My heart sank when I realized that this was a 1960s version of Così but I quickly realized that it was a clever idea on director Doris Dörrie's part. The 1960s were a period of unprecedented sexual liberation and Mozart and Da Ponti's opera about near-wife swapping fits comfortably into it. The sets and costumes are brilliantly evocative of the period. I remember wearing a blue mohair suit like Don Alfonso's, but I don't remember wearing a brown trilby with it. I can also remember my girlfriend wearing a miniskirt with at zip up the front, just like Fiordiligi's. The sets too are evocative: I particularly liked the telephone and television in red plastic.
The opera opens in an airport departure lounge Guglielmo and Ferrando are about to fly off on business when they place their bet with Don Alfonso, played here not as an old man but as a colleague of about the same age. I enjoyed the dollybird air hostesses (that's what they were called in those days) and the mock sword-fights with umbrellas.

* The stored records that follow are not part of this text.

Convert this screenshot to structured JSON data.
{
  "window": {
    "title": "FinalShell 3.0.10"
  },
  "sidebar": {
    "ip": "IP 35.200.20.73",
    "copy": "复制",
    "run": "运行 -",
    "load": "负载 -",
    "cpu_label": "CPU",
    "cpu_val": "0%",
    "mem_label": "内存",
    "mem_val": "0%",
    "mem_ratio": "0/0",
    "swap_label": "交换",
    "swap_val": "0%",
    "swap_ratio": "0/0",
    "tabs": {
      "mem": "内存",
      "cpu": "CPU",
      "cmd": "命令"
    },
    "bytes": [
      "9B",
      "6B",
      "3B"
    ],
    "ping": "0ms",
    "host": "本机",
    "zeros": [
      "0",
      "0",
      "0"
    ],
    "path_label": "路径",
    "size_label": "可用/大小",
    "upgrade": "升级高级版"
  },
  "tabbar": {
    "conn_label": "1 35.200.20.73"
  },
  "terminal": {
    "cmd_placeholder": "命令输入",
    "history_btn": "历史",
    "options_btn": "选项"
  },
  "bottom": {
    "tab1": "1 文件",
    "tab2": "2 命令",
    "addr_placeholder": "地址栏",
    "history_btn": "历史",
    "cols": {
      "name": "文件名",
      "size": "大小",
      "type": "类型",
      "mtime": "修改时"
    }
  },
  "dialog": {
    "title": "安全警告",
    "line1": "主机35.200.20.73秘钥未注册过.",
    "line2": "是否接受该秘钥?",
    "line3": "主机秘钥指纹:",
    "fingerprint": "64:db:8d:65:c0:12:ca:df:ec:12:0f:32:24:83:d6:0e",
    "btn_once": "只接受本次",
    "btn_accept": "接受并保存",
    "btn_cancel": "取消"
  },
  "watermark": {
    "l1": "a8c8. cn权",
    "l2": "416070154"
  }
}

The two men return as hippies to woo each others' fiancées. There is no suggestion in this production that Fiordiligi and Dorabella recognize their suitors but they quickly yield to their advances. Guglielmo removes Dorabella's bra rather than her locket as proof that she has betrayed Ferrando. Ferrando returns from his assignation with Fiordiligi contentedly zipping up his fly. At the end of the opera everyone returns cheerfully to their own lover with none of the tension that one sometimes finds in this opera. There is more emphasis on comedy than the usual pathos in these scenes and, for once, one gets the impression that Da Ponti, the librettist, is getting the upper hand over Mozart the composer.
All six performers are in top form and the four lovers are well delineated so that the audience does not get confused as to who is wooing who, as can sometimes be the case. The whole thing is briskly conducted by Daniel Barenboim.